Se il Giro d’Italia quest’anno ha parlato soprattutto colombiano, con il primo posto di Nairo Quintana e il secondo di Rigoberto Uran, merita tuttavia la prima pagina anche l’impresa di Fabio Aru, salito sul gradino più basso del podio a 4’04” dal vincitore.

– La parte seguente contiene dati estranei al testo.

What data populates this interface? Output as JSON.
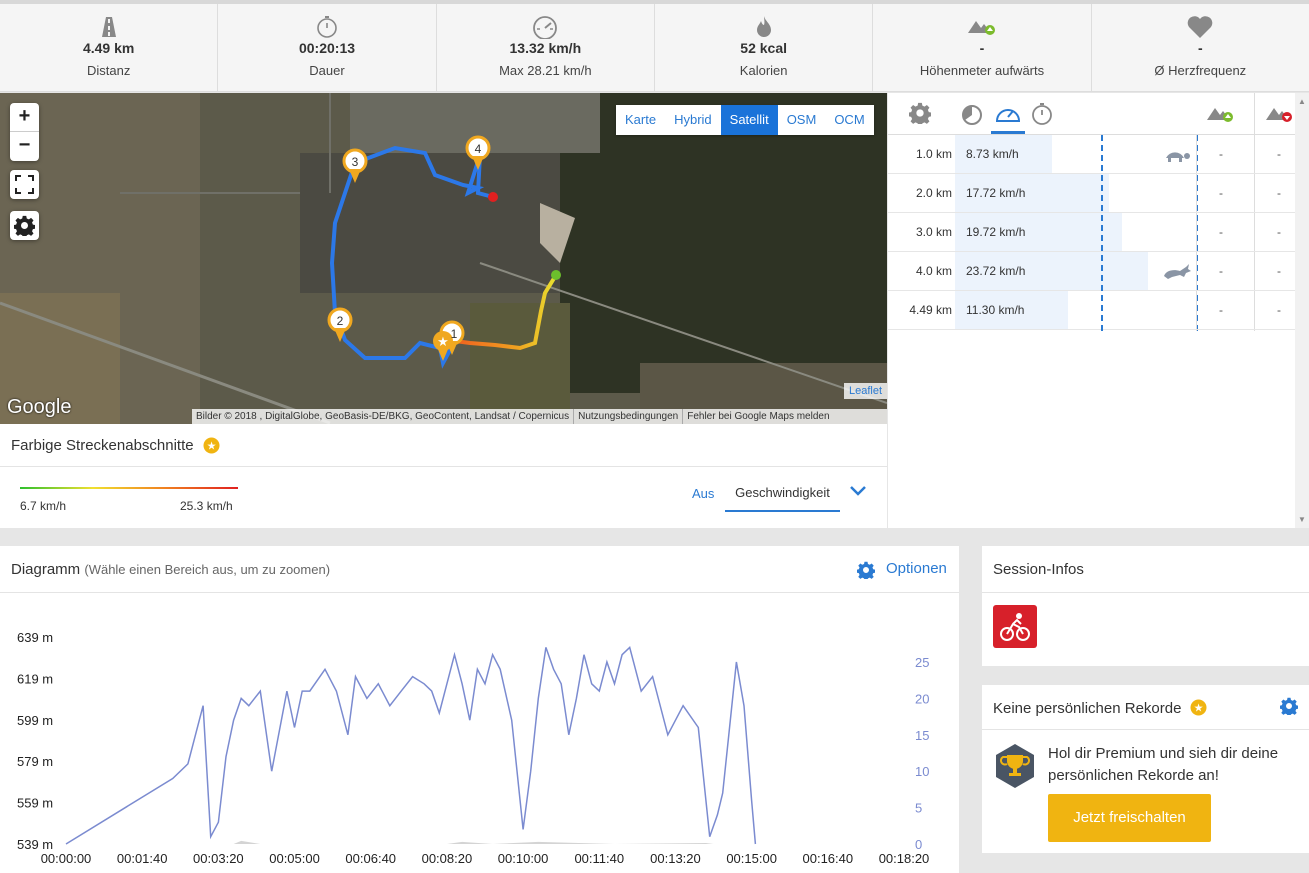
{
  "stats": [
    {
      "icon": "road-icon",
      "value": "4.49 km",
      "label": "Distanz"
    },
    {
      "icon": "stopwatch-icon",
      "value": "00:20:13",
      "label": "Dauer"
    },
    {
      "icon": "speedometer-icon",
      "value": "13.32 km/h",
      "label": "Max 28.21 km/h"
    },
    {
      "icon": "flame-icon",
      "value": "52 kcal",
      "label": "Kalorien"
    },
    {
      "icon": "elevation-up-icon",
      "value": "-",
      "label": "Höhenmeter aufwärts"
    },
    {
      "icon": "heart-icon",
      "value": "-",
      "label": "Ø Herzfrequenz"
    }
  ],
  "map": {
    "zoom_in": "+",
    "zoom_out": "−",
    "layers": [
      "Karte",
      "Hybrid",
      "Satellit",
      "OSM",
      "OCM"
    ],
    "active_layer": "Satellit",
    "leaflet": "Leaflet",
    "google": "Google",
    "attribution": [
      "Bilder © 2018 , DigitalGlobe, GeoBasis-DE/BKG, GeoContent, Landsat / Copernicus",
      "Nutzungsbedingungen",
      "Fehler bei Google Maps melden"
    ],
    "markers": [
      "1",
      "2",
      "3",
      "4"
    ]
  },
  "segments": {
    "title": "Farbige Streckenabschnitte",
    "min": "6.7 km/h",
    "max": "25.3 km/h",
    "off": "Aus",
    "selected": "Geschwindigkeit"
  },
  "splits": {
    "rows": [
      {
        "km": "1.0 km",
        "speed": "8.73 km/h",
        "fill": 0.368,
        "badge": "turtle-icon",
        "up": "-",
        "down": "-"
      },
      {
        "km": "2.0 km",
        "speed": "17.72 km/h",
        "fill": 0.747,
        "badge": "",
        "up": "-",
        "down": "-"
      },
      {
        "km": "3.0 km",
        "speed": "19.72 km/h",
        "fill": 0.831,
        "badge": "",
        "up": "-",
        "down": "-"
      },
      {
        "km": "4.0 km",
        "speed": "23.72 km/h",
        "fill": 1.0,
        "badge": "rabbit-icon",
        "up": "-",
        "down": "-"
      },
      {
        "km": "4.49 km",
        "speed": "11.30 km/h",
        "fill": 0.476,
        "badge": "",
        "up": "-",
        "down": "-"
      }
    ]
  },
  "diagram": {
    "title": "Diagramm",
    "hint": "(Wähle einen Bereich aus, um zu zoomen)",
    "options": "Optionen"
  },
  "chart_data": {
    "type": "line",
    "title": "",
    "x_ticks": [
      "00:00:00",
      "00:01:40",
      "00:03:20",
      "00:05:00",
      "00:06:40",
      "00:08:20",
      "00:10:00",
      "00:11:40",
      "00:13:20",
      "00:15:00",
      "00:16:40",
      "00:18:20"
    ],
    "y_left_ticks": [
      "539 m",
      "559 m",
      "579 m",
      "599 m",
      "619 m",
      "639 m"
    ],
    "y_right_ticks": [
      "0",
      "5",
      "10",
      "15",
      "20",
      "25"
    ],
    "xlim_seconds": [
      0,
      1100
    ],
    "y_right_lim": [
      0,
      25
    ],
    "series": [
      {
        "unit": "km/h",
        "color": "#7b8bd0",
        "x": [
          0,
          140,
          160,
          175,
          180,
          190,
          200,
          210,
          220,
          230,
          240,
          255,
          270,
          290,
          300,
          310,
          320,
          340,
          355,
          370,
          380,
          395,
          410,
          425,
          440,
          455,
          470,
          480,
          490,
          500,
          510,
          520,
          530,
          540,
          550,
          560,
          570,
          585,
          600,
          610,
          620,
          630,
          640,
          650,
          660,
          670,
          680,
          690,
          700,
          710,
          720,
          730,
          740,
          755,
          770,
          790,
          810,
          830,
          845,
          855,
          862,
          870,
          880,
          890,
          900,
          905
        ],
        "y": [
          0,
          9,
          11,
          17,
          19,
          1,
          3,
          12,
          17,
          20,
          19,
          21,
          10,
          21,
          16,
          21,
          21,
          24,
          21,
          15,
          23,
          20,
          22,
          19,
          21,
          23,
          22,
          21,
          18,
          22,
          26,
          22,
          17,
          24,
          22,
          26,
          24,
          17,
          2,
          10,
          20,
          27,
          24,
          22,
          15,
          20,
          26,
          22,
          21,
          25,
          22,
          26,
          27,
          21,
          23,
          15,
          19,
          16,
          1,
          4,
          7,
          15,
          25,
          19,
          6,
          0
        ]
      },
      {
        "unit": "m",
        "color": "#d4d4d4",
        "x": [
          0,
          220,
          230,
          255,
          500,
          520,
          560,
          620,
          720,
          840,
          850,
          900
        ],
        "y": [
          539,
          539,
          540.5,
          539,
          539,
          540,
          539,
          540,
          539,
          539.5,
          539,
          539
        ]
      }
    ]
  },
  "session": {
    "title": "Session-Infos",
    "icon": "cycling-icon"
  },
  "rekorde": {
    "title": "Keine persönlichen Rekorde",
    "promo": "Hol dir Premium und sieh dir deine persönlichen Rekorde an!",
    "button": "Jetzt freischalten"
  },
  "colors": {
    "accent": "#2a7ad2",
    "route": "#2c78e8",
    "premium": "#f0b411",
    "session_badge": "#d7202a"
  }
}
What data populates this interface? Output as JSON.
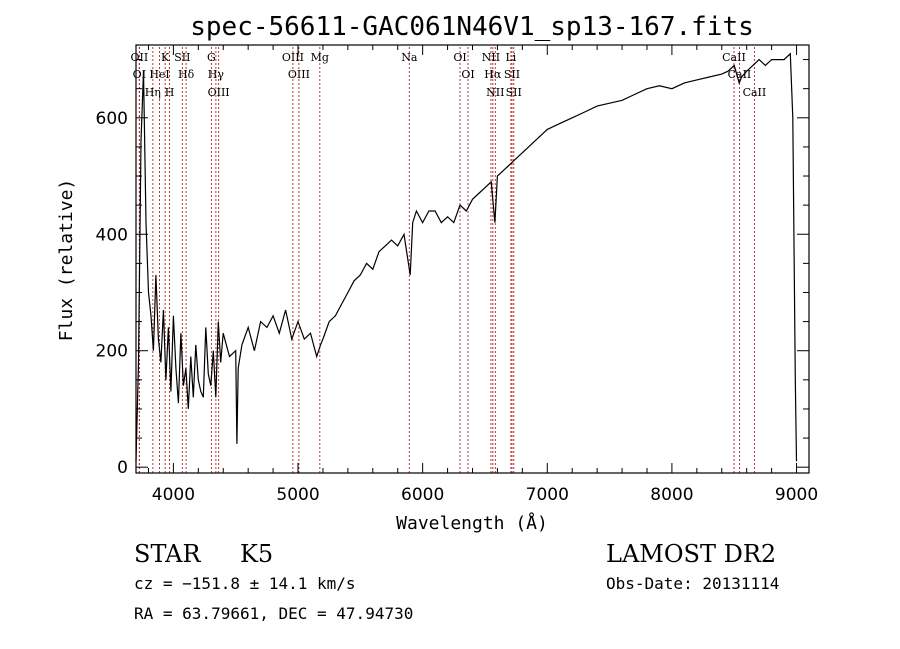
{
  "chart_data": {
    "type": "line",
    "title": "spec-56611-GAC061N46V1_sp13-167.fits",
    "xlabel": "Wavelength (Å)",
    "ylabel": "Flux (relative)",
    "xlim": [
      3700,
      9100
    ],
    "ylim": [
      -10,
      725
    ],
    "x_ticks": [
      4000,
      5000,
      6000,
      7000,
      8000,
      9000
    ],
    "y_ticks": [
      0,
      200,
      400,
      600
    ],
    "grid": false,
    "series": [
      {
        "x": [
          3700,
          3720,
          3740,
          3760,
          3780,
          3800,
          3820,
          3840,
          3860,
          3880,
          3900,
          3920,
          3940,
          3960,
          3980,
          4000,
          4020,
          4040,
          4060,
          4080,
          4100,
          4120,
          4140,
          4160,
          4180,
          4200,
          4220,
          4240,
          4260,
          4280,
          4300,
          4320,
          4340,
          4360,
          4380,
          4400,
          4450,
          4500,
          4510,
          4520,
          4550,
          4600,
          4650,
          4700,
          4750,
          4800,
          4850,
          4900,
          4950,
          5000,
          5050,
          5100,
          5150,
          5180,
          5200,
          5250,
          5300,
          5350,
          5400,
          5450,
          5500,
          5550,
          5600,
          5650,
          5700,
          5750,
          5800,
          5850,
          5900,
          5920,
          5950,
          6000,
          6050,
          6100,
          6150,
          6200,
          6250,
          6300,
          6350,
          6400,
          6450,
          6500,
          6550,
          6580,
          6600,
          6650,
          6700,
          6750,
          6800,
          6850,
          6900,
          6950,
          7000,
          7100,
          7200,
          7300,
          7400,
          7500,
          7600,
          7700,
          7800,
          7900,
          8000,
          8100,
          8200,
          8300,
          8400,
          8450,
          8500,
          8540,
          8560,
          8600,
          8650,
          8700,
          8750,
          8800,
          8850,
          8900,
          8950,
          8970,
          8990,
          9000
        ],
        "y": [
          10,
          180,
          560,
          680,
          420,
          300,
          260,
          200,
          330,
          220,
          180,
          270,
          150,
          240,
          130,
          260,
          170,
          110,
          230,
          140,
          170,
          100,
          190,
          120,
          210,
          150,
          130,
          120,
          240,
          160,
          140,
          200,
          120,
          250,
          180,
          230,
          190,
          200,
          40,
          170,
          210,
          240,
          200,
          250,
          240,
          260,
          230,
          270,
          220,
          250,
          220,
          230,
          190,
          210,
          220,
          250,
          260,
          280,
          300,
          320,
          330,
          350,
          340,
          370,
          380,
          390,
          380,
          400,
          330,
          420,
          440,
          420,
          440,
          440,
          420,
          430,
          420,
          450,
          440,
          460,
          470,
          480,
          490,
          420,
          500,
          510,
          520,
          530,
          540,
          550,
          560,
          570,
          580,
          590,
          600,
          610,
          620,
          625,
          630,
          640,
          650,
          655,
          650,
          660,
          665,
          670,
          675,
          680,
          690,
          660,
          670,
          680,
          690,
          700,
          690,
          700,
          700,
          700,
          710,
          600,
          150,
          10
        ]
      }
    ],
    "line_markers": [
      {
        "label": "OII",
        "x": 3727
      },
      {
        "label": "OI",
        "x": 3727
      },
      {
        "label": "Hη",
        "x": 3835
      },
      {
        "label": "K",
        "x": 3934
      },
      {
        "label": "H",
        "x": 3969
      },
      {
        "label": "HeI",
        "x": 3889
      },
      {
        "label": "Hδ",
        "x": 4102
      },
      {
        "label": "SII",
        "x": 4072
      },
      {
        "label": "G",
        "x": 4305
      },
      {
        "label": "OIII",
        "x": 4363
      },
      {
        "label": "Hγ",
        "x": 4341
      },
      {
        "label": "OIII",
        "x": 4959
      },
      {
        "label": "OIII",
        "x": 5007
      },
      {
        "label": "Mg",
        "x": 5175
      },
      {
        "label": "Na",
        "x": 5893
      },
      {
        "label": "OI",
        "x": 6300
      },
      {
        "label": "OI",
        "x": 6364
      },
      {
        "label": "NII",
        "x": 6548
      },
      {
        "label": "NII",
        "x": 6583
      },
      {
        "label": "Hα",
        "x": 6563
      },
      {
        "label": "Li",
        "x": 6708
      },
      {
        "label": "SII",
        "x": 6717
      },
      {
        "label": "SII",
        "x": 6731
      },
      {
        "label": "CaII",
        "x": 8498
      },
      {
        "label": "CaII",
        "x": 8542
      },
      {
        "label": "CaII",
        "x": 8662
      }
    ]
  },
  "info": {
    "object_class": "STAR",
    "subclass": "K5",
    "survey": "LAMOST DR2",
    "redshift_line": "cz = −151.8 ± 14.1 km/s",
    "obs_date": "Obs-Date: 20131114",
    "coordinates": "RA =  63.79661, DEC =  47.94730"
  },
  "colors": {
    "spectrum": "#000000",
    "line_markers": "#b22222",
    "axes": "#000000",
    "background": "#ffffff"
  }
}
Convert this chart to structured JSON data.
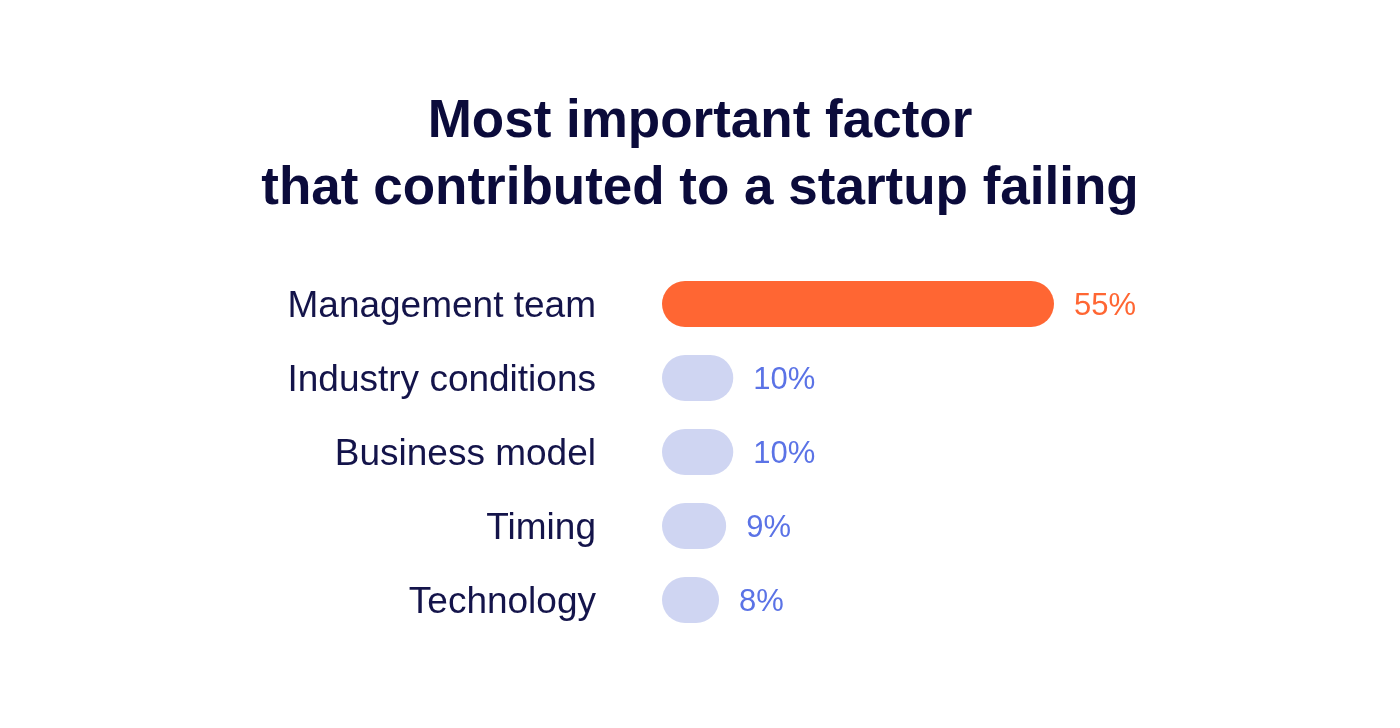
{
  "chart_data": {
    "type": "bar",
    "orientation": "horizontal",
    "title": "Most important factor\nthat contributed to a startup failing",
    "categories": [
      "Management team",
      "Industry conditions",
      "Business model",
      "Timing",
      "Technology"
    ],
    "values": [
      55,
      10,
      10,
      9,
      8
    ],
    "colors": [
      "#ff6633",
      "#cfd5f2",
      "#cfd5f2",
      "#cfd5f2",
      "#cfd5f2"
    ],
    "value_labels": [
      "55%",
      "10%",
      "10%",
      "9%",
      "8%"
    ],
    "data_labels": false
  }
}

Per lui, anche i complimenti di quest'ultimo: «E' forte in salita, sarà un rivale tosto nei prossimi anni». Partito in sordina, come gregario del più esperto Scarponi, il ragazzo sardo del team professionistico kazako dell’Astana, dopo la caduta e il conseguente ritiro del suo capitano nella tappa di Montecassino, ha saputo prendere in mano le redini della squadra, sfoderando un carattere da veterano e una forza nelle gambe da grande scalatore. Classe ’90, come Quintana, nato a San Gavino Monreale, vicino Cagliari, ma vissuto a Villacidro, Aru era alla sua prima esperienza da capitano al Giro, dopo aver aiutato lo scorso anno il suo compagno di squadra Nibali a salire sul gradino più alto del podio ed aver chiuso con un onorevole, ma non entusiasmante, 42° posto.

Nel Giro di quest’anno, l’esplosione. Due soprattutto le perle da incastonare in quella che si sarebbe rivelata per lui una magnifica cavalcata, iniziata addirittura in Irlanda, a Belfast, il 9 maggio e conclusasi domenica 1° giugno a Trieste: la vittoria nella quindicesima tappa con l’arrivo di Montecampione, dopo aver staccato tutti a tre km dal traguardo, e il secondo posto nella cronoscalata del Monte Grappa dove, unico, riusciva a reggere il ritmo dello scatenato Quintana, primo con 17” di vantaggio. Una sola, leggera defaillance nella tappa successiva, quella durissima del famigerato Monte Zoncolan, nel corso della quale riusciva comunque a gestire le forze, a limitare i danni e a difendere con i denti la sua magnifica terza piazza. Rimane con i piedi per terra il giovane astro nascente del ciclismo italiano e se qualcuno vede già in lui l'erede di Pantani, lui si schernisce, dicendo: «Ho fatto un Giro straordinario, ma devo ancora imparare molto, giorno dopo giorno. Come cambia la mia vita? Per niente. Sono contento di questo risultato che premia il lavoro fatto, ma sono consapevole che devo ancora crescere tanto». L'umiltà giusta dunque c'è, la classe e la forza nei muscoli anche. La speranza è che sui monti del Giro sia veramente nato quello che i suoi fans hanno già ribattezzato “SpettacolAru”.